Pedro Calapez
Lisbon, Portugal, 1953.
Lives and works in Lisbon, Portugal.
He was graduated in Fine Arts, specializing in Painting in 1981, from the University of Fine Arts of Lisbon.
Pedro Calapez is one of the figures who, since the late seventies, has been deeply studying the pictorial concept, both in its technical and conceptual aspects. Closely linked to the practices of the support surface movement, his painting is based on color and the constructive aspects of form. The use of large masses of pictorial matter with a neo-expressionist brushstroke, together with the fragmentation of the support, are the distinctive features of the work of Calapez, one of the most renowned Portuguese artists.

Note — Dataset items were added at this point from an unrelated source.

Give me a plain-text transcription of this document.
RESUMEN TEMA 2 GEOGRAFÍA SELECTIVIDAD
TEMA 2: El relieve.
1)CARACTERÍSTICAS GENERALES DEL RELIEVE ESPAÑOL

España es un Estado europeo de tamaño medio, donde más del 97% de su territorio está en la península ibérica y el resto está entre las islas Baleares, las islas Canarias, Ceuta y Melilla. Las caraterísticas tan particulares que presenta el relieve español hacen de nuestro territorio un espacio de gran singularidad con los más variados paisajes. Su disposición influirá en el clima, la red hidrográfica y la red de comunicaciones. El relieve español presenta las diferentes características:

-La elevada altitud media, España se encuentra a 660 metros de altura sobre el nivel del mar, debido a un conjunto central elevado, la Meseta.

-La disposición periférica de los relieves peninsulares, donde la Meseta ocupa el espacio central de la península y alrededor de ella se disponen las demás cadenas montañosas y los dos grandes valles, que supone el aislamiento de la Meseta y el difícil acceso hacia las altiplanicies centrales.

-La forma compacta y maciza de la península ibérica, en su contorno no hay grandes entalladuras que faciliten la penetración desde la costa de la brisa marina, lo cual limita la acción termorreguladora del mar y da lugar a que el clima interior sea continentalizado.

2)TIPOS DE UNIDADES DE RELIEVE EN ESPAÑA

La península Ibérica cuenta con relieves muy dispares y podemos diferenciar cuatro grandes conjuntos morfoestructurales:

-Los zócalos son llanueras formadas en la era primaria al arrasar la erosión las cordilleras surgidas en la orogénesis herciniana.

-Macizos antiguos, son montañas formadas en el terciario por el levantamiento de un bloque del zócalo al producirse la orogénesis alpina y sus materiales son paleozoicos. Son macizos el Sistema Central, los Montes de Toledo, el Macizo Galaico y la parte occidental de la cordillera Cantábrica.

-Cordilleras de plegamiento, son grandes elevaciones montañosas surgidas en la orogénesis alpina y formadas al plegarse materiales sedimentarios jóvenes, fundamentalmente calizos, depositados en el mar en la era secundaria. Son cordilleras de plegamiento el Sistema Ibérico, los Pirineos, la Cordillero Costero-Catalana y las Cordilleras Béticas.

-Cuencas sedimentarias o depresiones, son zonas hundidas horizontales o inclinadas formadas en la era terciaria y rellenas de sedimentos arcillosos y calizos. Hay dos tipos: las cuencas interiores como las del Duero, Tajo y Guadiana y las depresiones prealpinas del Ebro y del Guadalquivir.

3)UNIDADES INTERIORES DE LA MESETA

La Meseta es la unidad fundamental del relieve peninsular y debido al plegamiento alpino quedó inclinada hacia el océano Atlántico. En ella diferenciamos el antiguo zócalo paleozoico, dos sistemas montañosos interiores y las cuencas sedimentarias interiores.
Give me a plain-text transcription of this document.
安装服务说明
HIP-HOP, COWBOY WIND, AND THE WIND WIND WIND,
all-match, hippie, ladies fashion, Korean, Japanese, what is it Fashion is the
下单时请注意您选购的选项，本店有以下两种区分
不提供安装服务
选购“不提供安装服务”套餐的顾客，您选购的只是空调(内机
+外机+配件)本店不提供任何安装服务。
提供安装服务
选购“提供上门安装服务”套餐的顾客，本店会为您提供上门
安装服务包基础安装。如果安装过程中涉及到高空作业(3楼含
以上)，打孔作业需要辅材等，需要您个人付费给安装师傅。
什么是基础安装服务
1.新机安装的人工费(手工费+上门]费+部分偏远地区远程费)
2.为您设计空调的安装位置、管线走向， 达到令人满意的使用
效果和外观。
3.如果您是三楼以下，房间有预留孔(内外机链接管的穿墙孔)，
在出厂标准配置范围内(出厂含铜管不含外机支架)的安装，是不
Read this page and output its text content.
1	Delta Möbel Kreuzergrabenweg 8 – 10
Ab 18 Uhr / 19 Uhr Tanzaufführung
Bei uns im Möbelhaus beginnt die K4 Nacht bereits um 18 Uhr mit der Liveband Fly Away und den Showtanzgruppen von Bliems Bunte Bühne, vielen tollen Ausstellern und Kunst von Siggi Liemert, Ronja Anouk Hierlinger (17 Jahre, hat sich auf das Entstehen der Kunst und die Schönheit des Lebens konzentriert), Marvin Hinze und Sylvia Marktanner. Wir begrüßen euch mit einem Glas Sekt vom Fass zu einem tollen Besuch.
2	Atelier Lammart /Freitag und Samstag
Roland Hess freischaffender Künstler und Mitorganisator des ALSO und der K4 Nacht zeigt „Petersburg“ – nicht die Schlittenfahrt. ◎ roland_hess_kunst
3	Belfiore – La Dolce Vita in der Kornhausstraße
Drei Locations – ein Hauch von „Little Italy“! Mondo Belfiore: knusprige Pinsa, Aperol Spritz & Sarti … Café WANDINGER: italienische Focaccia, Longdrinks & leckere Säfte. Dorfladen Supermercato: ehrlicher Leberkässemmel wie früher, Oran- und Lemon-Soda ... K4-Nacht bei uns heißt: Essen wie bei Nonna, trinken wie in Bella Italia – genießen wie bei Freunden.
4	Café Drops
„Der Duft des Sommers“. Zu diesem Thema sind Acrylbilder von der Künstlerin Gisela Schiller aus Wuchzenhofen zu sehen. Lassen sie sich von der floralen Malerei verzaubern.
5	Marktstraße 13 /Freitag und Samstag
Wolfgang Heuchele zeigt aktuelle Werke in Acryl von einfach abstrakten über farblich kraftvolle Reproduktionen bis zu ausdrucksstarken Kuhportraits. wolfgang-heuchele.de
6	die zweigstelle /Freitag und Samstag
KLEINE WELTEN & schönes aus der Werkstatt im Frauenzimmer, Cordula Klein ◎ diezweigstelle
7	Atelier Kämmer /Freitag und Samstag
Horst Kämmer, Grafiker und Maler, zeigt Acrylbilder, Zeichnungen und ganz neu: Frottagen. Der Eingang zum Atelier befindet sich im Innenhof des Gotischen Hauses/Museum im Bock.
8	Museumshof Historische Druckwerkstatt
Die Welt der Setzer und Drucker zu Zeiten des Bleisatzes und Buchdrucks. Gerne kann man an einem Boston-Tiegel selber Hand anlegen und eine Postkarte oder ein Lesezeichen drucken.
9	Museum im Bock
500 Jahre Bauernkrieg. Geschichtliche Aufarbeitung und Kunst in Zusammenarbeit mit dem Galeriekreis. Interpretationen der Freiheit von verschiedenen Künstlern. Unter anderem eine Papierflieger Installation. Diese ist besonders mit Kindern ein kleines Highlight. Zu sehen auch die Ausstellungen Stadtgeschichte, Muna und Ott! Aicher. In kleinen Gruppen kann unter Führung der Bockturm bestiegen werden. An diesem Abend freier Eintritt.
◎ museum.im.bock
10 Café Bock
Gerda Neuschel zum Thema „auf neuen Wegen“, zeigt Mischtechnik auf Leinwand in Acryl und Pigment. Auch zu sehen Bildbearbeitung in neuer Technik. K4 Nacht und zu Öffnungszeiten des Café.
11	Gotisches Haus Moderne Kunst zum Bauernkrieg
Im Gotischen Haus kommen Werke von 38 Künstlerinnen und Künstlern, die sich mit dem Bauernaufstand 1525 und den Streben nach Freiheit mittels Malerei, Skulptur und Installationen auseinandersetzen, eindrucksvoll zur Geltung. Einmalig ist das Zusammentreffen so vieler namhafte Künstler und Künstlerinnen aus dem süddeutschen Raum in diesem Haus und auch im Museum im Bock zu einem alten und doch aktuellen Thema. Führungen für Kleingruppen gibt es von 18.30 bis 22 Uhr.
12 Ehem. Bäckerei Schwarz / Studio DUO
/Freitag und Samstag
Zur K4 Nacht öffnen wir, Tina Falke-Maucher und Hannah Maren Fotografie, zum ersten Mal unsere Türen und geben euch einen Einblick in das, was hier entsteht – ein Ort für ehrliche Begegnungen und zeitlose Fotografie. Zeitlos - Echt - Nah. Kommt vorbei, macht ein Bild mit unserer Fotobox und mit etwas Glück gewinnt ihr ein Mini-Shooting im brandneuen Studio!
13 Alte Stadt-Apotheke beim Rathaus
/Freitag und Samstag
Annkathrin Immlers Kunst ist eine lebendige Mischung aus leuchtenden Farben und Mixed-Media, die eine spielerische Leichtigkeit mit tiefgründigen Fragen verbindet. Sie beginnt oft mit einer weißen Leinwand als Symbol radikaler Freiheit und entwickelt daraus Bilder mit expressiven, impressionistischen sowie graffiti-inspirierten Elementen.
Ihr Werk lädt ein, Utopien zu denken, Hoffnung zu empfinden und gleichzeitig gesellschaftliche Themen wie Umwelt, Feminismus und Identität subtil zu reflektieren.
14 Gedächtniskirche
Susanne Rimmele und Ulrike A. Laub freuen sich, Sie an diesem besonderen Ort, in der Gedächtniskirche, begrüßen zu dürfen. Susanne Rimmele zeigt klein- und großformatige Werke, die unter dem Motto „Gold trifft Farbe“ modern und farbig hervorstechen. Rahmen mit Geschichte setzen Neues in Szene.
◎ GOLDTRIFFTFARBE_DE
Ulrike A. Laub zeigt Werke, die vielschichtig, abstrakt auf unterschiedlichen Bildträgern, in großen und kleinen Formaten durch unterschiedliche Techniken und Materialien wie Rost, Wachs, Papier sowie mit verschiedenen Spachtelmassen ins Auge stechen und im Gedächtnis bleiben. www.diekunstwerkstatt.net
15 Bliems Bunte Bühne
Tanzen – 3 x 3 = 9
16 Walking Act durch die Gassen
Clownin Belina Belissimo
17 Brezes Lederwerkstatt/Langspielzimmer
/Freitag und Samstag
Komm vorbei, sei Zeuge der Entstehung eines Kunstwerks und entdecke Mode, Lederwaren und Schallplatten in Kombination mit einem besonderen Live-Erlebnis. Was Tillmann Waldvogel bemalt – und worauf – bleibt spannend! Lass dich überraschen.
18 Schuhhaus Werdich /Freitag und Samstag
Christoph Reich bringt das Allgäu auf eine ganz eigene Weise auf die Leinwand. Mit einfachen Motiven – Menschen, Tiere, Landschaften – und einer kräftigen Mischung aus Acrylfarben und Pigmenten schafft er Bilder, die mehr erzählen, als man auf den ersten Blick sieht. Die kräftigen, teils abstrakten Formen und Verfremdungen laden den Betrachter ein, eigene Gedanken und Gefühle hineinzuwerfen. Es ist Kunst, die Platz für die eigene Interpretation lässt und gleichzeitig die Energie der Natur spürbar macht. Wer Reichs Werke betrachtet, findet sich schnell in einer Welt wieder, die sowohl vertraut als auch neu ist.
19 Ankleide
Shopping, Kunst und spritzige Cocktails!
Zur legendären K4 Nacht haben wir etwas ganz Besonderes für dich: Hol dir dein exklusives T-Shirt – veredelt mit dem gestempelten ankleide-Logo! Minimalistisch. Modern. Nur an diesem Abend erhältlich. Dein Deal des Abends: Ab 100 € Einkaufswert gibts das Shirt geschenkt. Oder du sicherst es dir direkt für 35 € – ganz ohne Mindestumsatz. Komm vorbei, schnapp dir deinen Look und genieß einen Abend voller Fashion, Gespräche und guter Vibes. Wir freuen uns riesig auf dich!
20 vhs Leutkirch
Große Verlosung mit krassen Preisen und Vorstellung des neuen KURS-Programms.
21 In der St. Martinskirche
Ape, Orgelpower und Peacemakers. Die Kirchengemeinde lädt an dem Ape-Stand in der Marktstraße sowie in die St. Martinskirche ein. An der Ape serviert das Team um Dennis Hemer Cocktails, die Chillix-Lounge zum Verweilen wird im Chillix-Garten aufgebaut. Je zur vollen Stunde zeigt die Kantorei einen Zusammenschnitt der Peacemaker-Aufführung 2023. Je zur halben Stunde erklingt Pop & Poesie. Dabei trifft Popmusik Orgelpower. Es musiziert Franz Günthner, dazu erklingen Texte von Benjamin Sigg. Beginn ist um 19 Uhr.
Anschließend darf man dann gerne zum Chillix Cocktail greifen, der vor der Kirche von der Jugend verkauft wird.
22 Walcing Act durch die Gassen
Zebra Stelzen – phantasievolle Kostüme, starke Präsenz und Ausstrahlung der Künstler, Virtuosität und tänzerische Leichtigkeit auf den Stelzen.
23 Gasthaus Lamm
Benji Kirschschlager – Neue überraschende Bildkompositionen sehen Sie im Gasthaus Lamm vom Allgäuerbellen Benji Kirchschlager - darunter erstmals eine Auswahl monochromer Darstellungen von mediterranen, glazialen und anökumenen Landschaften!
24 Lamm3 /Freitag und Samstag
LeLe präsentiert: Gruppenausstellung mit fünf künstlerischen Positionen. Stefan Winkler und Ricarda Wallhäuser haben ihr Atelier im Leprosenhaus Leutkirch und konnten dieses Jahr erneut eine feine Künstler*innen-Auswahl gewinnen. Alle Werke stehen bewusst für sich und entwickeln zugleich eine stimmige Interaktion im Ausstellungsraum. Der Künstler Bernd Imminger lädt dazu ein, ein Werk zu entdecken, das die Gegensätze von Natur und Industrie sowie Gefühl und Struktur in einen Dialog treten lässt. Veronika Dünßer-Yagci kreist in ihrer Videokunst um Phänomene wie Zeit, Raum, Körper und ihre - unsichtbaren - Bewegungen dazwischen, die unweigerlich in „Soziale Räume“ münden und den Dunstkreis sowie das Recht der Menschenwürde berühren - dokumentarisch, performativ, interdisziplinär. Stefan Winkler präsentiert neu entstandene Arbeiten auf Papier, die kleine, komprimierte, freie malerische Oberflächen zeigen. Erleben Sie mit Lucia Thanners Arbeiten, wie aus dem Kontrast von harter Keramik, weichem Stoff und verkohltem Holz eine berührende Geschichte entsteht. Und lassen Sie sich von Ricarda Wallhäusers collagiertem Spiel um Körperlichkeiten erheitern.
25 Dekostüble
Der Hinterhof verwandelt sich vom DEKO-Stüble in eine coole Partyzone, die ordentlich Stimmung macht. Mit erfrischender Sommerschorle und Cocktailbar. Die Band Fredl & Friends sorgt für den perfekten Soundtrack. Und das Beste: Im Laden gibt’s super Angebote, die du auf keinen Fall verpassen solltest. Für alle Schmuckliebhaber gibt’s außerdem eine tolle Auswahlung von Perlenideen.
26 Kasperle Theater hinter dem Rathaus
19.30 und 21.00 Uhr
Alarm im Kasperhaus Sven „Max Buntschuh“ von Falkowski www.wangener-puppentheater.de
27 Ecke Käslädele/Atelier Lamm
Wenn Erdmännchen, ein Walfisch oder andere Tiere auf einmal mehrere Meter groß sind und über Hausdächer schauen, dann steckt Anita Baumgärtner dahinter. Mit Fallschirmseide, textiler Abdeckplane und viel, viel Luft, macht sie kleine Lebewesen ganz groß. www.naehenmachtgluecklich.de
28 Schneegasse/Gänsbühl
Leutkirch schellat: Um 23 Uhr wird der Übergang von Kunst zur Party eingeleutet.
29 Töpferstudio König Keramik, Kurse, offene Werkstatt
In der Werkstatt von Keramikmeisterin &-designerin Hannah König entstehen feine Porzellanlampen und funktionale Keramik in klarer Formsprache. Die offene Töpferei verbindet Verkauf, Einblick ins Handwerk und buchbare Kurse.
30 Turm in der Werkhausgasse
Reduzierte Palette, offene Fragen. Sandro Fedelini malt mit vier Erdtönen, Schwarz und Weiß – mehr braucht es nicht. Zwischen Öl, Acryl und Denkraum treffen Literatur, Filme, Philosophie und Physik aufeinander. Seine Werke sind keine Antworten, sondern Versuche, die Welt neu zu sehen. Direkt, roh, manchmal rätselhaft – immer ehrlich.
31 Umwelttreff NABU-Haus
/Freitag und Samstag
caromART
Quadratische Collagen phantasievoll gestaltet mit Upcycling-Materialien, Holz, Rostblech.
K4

A possible horizon line, symbolized by the separation of the two panels, divides the painted surfaces. This line of separation is not a horizon line, because here neither the earth nor the sky is thought of. Colors and shapes are not combined in a predictable way. In the environment in which Nature surrounds us, we try to structure the landscape in our eyes, looking for an up and a down, a far and a near. The seduction that the landscape establishes, and that results from an effective effort of the observer, is concretely constituted in the physical reality of the universal forces: the gravitational, rotational and translational movements of the earth, or recently the climatic change. The feet cling to the earth while the gaze imagines the distance in the sky. These works aim at this discussion: what is landscape, and what does it establish in the gaze or how does the gaze establish it; what is the weight of tradition. Drifting landscape. P.C.